Not many would bother to give him a recognition that he deserves as a musician, but he remains unfazed and unaffected. Marathon performances in various shows, shuffling between Ganjam and Bhubaneswar to tutor music learners keep him busy, happy and content.
"Music has been a blessing passed on to me from my forefathers. I fell in love with music pretty early in life and it has been growing each passing day. I have pursued singing as sadhana and also trying to pass it on to the future generations in whichever way I can. Publicity has never been in my mind which is why maybe I keep away from arclights,’’ says Patnaik with a smile that seems to be hiding myriad emotions.

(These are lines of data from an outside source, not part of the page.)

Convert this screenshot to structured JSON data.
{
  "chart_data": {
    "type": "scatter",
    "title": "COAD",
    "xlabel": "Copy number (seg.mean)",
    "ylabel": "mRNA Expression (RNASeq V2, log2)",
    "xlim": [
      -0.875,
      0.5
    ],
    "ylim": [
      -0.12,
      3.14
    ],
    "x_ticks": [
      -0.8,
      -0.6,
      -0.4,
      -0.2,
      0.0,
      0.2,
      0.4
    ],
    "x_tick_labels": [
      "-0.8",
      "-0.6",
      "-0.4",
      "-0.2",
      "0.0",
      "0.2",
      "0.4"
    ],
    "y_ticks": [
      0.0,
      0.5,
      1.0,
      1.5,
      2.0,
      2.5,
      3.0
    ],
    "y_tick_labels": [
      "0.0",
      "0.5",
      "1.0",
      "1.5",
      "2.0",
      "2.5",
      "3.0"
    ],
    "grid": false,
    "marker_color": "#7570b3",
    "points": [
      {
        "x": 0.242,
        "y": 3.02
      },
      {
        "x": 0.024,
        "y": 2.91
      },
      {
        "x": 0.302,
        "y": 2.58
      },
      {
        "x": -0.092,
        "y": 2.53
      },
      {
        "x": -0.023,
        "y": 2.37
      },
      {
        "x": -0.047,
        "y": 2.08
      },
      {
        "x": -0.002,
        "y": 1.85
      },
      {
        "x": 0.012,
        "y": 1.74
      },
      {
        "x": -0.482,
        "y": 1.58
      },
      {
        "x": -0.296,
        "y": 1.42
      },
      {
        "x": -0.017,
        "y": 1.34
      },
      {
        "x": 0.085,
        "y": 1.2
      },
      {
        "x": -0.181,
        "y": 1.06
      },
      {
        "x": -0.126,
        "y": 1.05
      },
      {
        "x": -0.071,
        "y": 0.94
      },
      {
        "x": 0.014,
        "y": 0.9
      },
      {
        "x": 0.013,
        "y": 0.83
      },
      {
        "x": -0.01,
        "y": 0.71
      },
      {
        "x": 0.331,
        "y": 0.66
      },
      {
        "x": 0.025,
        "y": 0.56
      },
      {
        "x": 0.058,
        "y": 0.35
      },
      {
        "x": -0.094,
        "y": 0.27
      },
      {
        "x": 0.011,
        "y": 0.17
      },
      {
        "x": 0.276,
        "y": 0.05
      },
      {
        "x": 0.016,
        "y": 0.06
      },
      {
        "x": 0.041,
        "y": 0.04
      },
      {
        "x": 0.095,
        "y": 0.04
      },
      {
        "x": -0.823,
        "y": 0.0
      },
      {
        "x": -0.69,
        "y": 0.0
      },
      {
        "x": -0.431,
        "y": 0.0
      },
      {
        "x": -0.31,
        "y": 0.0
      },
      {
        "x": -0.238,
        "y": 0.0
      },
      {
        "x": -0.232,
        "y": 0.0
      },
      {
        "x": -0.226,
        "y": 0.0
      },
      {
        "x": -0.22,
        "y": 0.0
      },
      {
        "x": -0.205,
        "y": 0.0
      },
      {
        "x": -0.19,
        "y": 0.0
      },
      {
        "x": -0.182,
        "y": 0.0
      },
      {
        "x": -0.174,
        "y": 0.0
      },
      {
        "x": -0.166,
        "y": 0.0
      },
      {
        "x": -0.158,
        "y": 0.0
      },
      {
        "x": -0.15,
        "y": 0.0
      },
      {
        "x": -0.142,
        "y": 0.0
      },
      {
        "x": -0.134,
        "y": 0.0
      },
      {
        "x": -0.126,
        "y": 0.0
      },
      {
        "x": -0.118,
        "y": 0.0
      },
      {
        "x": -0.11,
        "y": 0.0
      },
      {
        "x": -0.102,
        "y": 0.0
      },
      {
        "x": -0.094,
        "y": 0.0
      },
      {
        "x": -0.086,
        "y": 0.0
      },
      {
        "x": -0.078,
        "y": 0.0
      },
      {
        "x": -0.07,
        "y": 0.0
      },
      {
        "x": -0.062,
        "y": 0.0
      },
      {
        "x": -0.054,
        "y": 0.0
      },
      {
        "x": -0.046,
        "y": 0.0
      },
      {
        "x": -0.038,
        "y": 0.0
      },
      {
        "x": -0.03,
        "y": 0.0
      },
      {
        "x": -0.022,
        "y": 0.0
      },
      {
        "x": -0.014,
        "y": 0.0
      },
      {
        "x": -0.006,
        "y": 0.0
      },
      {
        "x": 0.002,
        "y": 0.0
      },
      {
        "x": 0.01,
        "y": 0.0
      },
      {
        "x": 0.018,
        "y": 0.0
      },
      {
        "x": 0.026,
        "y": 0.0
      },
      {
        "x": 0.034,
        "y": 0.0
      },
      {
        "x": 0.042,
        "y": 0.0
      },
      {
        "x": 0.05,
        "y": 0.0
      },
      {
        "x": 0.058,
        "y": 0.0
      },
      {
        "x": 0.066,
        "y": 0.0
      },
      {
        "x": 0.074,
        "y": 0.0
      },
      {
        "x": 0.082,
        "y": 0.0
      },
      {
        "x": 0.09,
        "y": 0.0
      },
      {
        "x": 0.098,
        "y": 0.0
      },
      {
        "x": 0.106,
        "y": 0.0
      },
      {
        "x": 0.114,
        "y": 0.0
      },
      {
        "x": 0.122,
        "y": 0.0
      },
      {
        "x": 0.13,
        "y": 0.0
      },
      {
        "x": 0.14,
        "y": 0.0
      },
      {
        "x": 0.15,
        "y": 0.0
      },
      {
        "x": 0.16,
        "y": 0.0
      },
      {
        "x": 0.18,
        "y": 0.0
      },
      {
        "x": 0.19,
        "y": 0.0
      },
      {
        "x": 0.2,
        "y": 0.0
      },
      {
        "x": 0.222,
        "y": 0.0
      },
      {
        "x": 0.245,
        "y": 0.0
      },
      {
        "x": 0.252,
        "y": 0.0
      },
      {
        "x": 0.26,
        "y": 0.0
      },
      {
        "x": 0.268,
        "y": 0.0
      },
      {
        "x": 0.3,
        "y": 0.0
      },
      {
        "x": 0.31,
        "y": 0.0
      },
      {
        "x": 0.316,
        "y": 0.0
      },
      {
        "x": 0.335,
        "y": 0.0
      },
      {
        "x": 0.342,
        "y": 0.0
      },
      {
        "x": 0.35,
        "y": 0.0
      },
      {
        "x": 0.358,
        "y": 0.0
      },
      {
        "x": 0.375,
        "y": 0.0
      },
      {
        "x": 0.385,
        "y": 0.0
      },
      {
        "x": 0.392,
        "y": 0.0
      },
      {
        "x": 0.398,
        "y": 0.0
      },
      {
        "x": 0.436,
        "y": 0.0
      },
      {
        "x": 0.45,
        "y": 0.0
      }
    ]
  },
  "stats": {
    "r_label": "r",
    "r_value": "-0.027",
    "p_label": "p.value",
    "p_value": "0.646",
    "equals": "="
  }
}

A career that he continues with heart and soul has made him a name to reckon with in the music fraternity. Untrained for a long part, Patnaik took up learning the nuances of classical music pretty late and that, by his own admission, got him more addicted to music besides fine tuning him as a singer. Nothing to be surprised as he breaks into ‘Jab deep jale aana jab sham dhaale aana’ and that’s actually music to ears sans any accompaniment other than a scale in the harmonium. He is a delight to watch for on stage churning songs one after another in voices ranging from Udit Narayan to Akshaya Mohanty.
Mostly lost in his own world, Patnaik, on being asked about his versatility and mellifluity even after years of singing, responds candidly but with a smile, ‘’maybe because I have had a lot of honey during my childhood days which has kept my voice sound soothing.’’ His rendition of romantic songs on stage creates an instant connect with audience and without qualms, he attributes it to his best half – his wife, Ajita Mohapatra, who inspires him the most.
"I actually have been able to render romantic songs with all my heart because of my wife and am indebted to her for being with me even after so many ups and downs,’’ says Patnaik.
Though both his sons are well established and also passionate about music, its his younger one who has followed in his father’s footsteps. ‘’My younger son has shown a lot of promise and holds immense potential. He performs with me on stage shows. Some of my students are doing good in music industry and many have participated in reality shows. I feel proud to have mentored a lot of students,’’ says Patnaik with a gleam of hope. Though he expresses concern over the craze among people to make their children learn music overnight for quick rewards like reality shows, he has not lost hope. ‘’I see flickers of talent in many.”
Not a rewarding profession financially to pursue, music has been the sole mantra of the maestro’s life. “I have not seen riches neither did I ever imagine that music will be my profession but am happy the way I have lived life and given my family a decent living.’’
Prod him on any regrets in life and pat comes the reply, “Yes I could not do playback but am still hopeful.” Patnaik was one of those rare gems of the industry who was traced by none other than the legendary Akshaya Mohanty and asked to audition for AIR. However Patnaik had not taken that offer seriously. “ That I feel has been my biggest mistake. Had I accepted Mohanty Sir’s words, maybe my music path would have been very different today,” says the singer with remorse, but he immediately composes himself to welcome tiny tots at his Bhubaneswar residence who assemble to learn from him.